I still remember the moment I entered the dorm I was assigned to in my Vipassana course.
There were four beds, each separated with high wooden boards. Because the room was small, the amount of space allotted to every person was insufficient. The mattress was hard and dusty, and spiders made their home in the windows in front of my modest bed. I had nothing to stare at except the ceiling and the wooden cupboards which made me feel trapped.
Frankly, I didn’t get any sleep the first couple of nights. I obsessed over the little spiders weaving their webs on top of my head. My back hurt from sleeping on that mattress.
What was most memorable to me was the day I left that dorm. I can recall exactly how I perceived it: a palace.
As the days of living in that dorm during my course elapsed, I accepted the condition in which I was and adapted to the environment.
Instead of freaking out over the spiders, I observed them—and at times, I took them outside. I didn’t stare into nothingness, rather, I virtually painted the patterns on the wood beside me and in front of me. The mattress was still terrible, but I made the best of it by using my jackets as padding.
The dorm remained the same on the first and last day of my stay. What changed is how my mind perceived it.
Lama Yeshe’s teachings resonate deeply with me. He eloquently speaks of the reality of our minds and the world outside. He believes that because we are constantly occupied by the outside we don’t have the time to look at the inside.
Lama Yeshe explains that we have been lulled into thinking that material objects can satisfy us. But, since material objects are transient, our emotions change when the objects change.
He says that genuine, long-lasting satisfaction comes from the mind. So, instead of working on transforming the outside to fit into our own image of happiness, we should work on our inside. This is how we transform the outside into a happy and satisfying place.
What Lama Yeshe suggests speaks to my experience in the Vipassana course. I was dissatisfied with the overall appearance of my space and what it comprised. Nonetheless, my space became satisfying when my mind perceived it differently.

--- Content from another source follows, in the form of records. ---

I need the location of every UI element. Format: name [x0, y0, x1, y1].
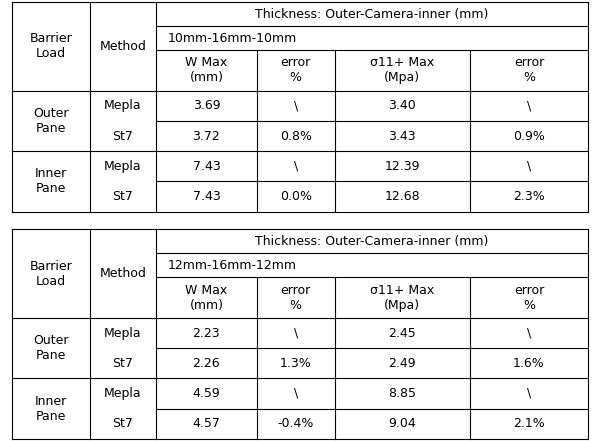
Text: 10mm-16mm-10mm: 10mm-16mm-10mm [167, 32, 297, 45]
Text: error
%: error % [281, 284, 311, 312]
Text: \: \ [293, 160, 298, 173]
Text: Inner
Pane: Inner Pane [35, 395, 67, 422]
Text: \: \ [527, 387, 531, 400]
Text: \: \ [527, 326, 531, 340]
Text: 3.43: 3.43 [388, 130, 416, 142]
Text: Barrier
Load: Barrier Load [29, 33, 72, 60]
Text: \: \ [527, 99, 531, 112]
Text: 3.69: 3.69 [193, 99, 220, 112]
Text: Barrier
Load: Barrier Load [29, 260, 72, 288]
Text: Mepla: Mepla [104, 99, 142, 112]
Text: -0.4%: -0.4% [277, 417, 314, 430]
Text: 12.39: 12.39 [385, 160, 420, 173]
Text: 2.23: 2.23 [193, 326, 220, 340]
Text: 0.8%: 0.8% [280, 130, 311, 142]
Text: Method: Method [100, 40, 146, 53]
Text: 1.6%: 1.6% [513, 357, 545, 370]
Text: Inner
Pane: Inner Pane [35, 168, 67, 195]
Text: error
%: error % [514, 284, 544, 312]
Text: \: \ [527, 160, 531, 173]
Text: error
%: error % [281, 56, 311, 85]
Text: 2.45: 2.45 [388, 326, 416, 340]
Text: Thickness: Outer-Camera-inner (mm): Thickness: Outer-Camera-inner (mm) [256, 7, 488, 21]
Text: Thickness: Outer-Camera-inner (mm): Thickness: Outer-Camera-inner (mm) [256, 235, 488, 248]
Text: 3.72: 3.72 [193, 130, 220, 142]
Text: W Max
(mm): W Max (mm) [185, 56, 227, 85]
Text: Outer
Pane: Outer Pane [33, 334, 68, 362]
Text: 0.9%: 0.9% [513, 130, 545, 142]
Text: \: \ [293, 387, 298, 400]
Text: 1.3%: 1.3% [280, 357, 311, 370]
Text: St7: St7 [112, 357, 133, 370]
Text: 7.43: 7.43 [193, 190, 220, 203]
Text: 4.59: 4.59 [193, 387, 220, 400]
Text: σ11+ Max
(Mpa): σ11+ Max (Mpa) [370, 56, 434, 85]
Text: Outer
Pane: Outer Pane [33, 107, 68, 135]
Text: Mepla: Mepla [104, 160, 142, 173]
Text: 4.57: 4.57 [193, 417, 220, 430]
Text: 3.40: 3.40 [388, 99, 416, 112]
Text: St7: St7 [112, 190, 133, 203]
Text: 2.26: 2.26 [193, 357, 220, 370]
Text: 12.68: 12.68 [385, 190, 420, 203]
Text: Mepla: Mepla [104, 387, 142, 400]
Text: 12mm-16mm-12mm: 12mm-16mm-12mm [167, 259, 296, 272]
Text: Method: Method [100, 267, 146, 280]
Text: 2.1%: 2.1% [513, 417, 545, 430]
Text: Mepla: Mepla [104, 326, 142, 340]
Text: error
%: error % [514, 56, 544, 85]
Text: 0.0%: 0.0% [280, 190, 311, 203]
Text: \: \ [293, 326, 298, 340]
Text: 7.43: 7.43 [193, 160, 220, 173]
Text: St7: St7 [112, 417, 133, 430]
Text: \: \ [293, 99, 298, 112]
Text: 9.04: 9.04 [388, 417, 416, 430]
Text: 8.85: 8.85 [388, 387, 416, 400]
Text: 2.3%: 2.3% [513, 190, 545, 203]
Text: W Max
(mm): W Max (mm) [185, 284, 227, 312]
Text: St7: St7 [112, 130, 133, 142]
Text: σ11+ Max
(Mpa): σ11+ Max (Mpa) [370, 284, 434, 312]
Text: 2.49: 2.49 [388, 357, 416, 370]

Through Lama Yeshe’s teachings, I understood that rarely can we change the material and physical realm.
We can’t change actions that occur without, but we can certainly change the reactions that spring from within.
Lama Yeshe implies that we must understand our own psyche before trying to understand anything happening in the world…because our psyche is the mirror of the world.
Below are 10 quotes from Lama Yeshe that can help us gain a better understanding of our world within:
“The greatest problems of humanity are psychological, not material. From birth to death, people are continuously under the control of their mental sufferings.”
“Any emotional problem you experience arises because of the way your mind functions; your basic problem lies in the way you misidentify yourself.”
“You think you are an independent person, free to travel the world, enjoying everything. Despite what you think, you are not free. I’m not saying that you are under the control of someone else. It’s your own uncontrolled mind, your own attachment, that oppresses you.”
“If you don’t know your own psychology, you might ignore what’s going on in your mind until it breaks down and you go completely crazy. People go mad through lack of inner wisdom, through their inability to examine their own minds. They are ignorant of their internal world, and their minds are totally unified with ignorance instead of being awake and engaged in self-analysis. Examine your own mental attitudes. Become your own therapist.”
“One day the world looks so beautiful; the next day it looks terrible. How can you say that? Scientifically, it’s impossible that the world can change so radically. It’s your mind that causes these appearances.”
“Everything comes from the mind. But perhaps you have a question: what about mountains, trees, and oceans? How can they come from the mind? I’m going to ask you: What is the nature of a mountain? What is the nature of an ocean? Do things necessarily exist as you see them? When you look at mountains and oceans, they appear to your superficial view of mountains and oceans. But their nature is actually something else. If a hundred people look at a mountain at the same time, they all see different aspects, different colors, different features. Then whose view of the mountain is correct? If you can answer that, you can reply to your own question.”
“How do you check your mind? Just watch how it perceives or interprets any object that it encounters. Observe what feelings—comfortable or uncomfortable—arise. Then check, ‘When I perceive this kind of view, this feeling arises, that emotion comes; I discriminate in such a way. Why?’ This is how to check your mind.”
“A mind that has such strong faith in the material world is narrow, limited; it has no space. Its nature is sick, unhealthy, or, in Buddhist terminology, dualistic.”
“When you check your mind, do not rationalize or push. Relax. Do not be upset when problems arise. Just be aware of them and where they come from; know their root. Introduce the problem to yourself: ‘Here is this kind of problem. How has it become a problem? What kind of mind has made it a problem?’ When you check thoroughly, the problem will automatically disappear.”
“If you know the psychological nature of your own mind, depression is spontaneously dispelled; instead of being enemies and strangers, all living beings become friends. The narrow mind rejects; wisdom accepts.”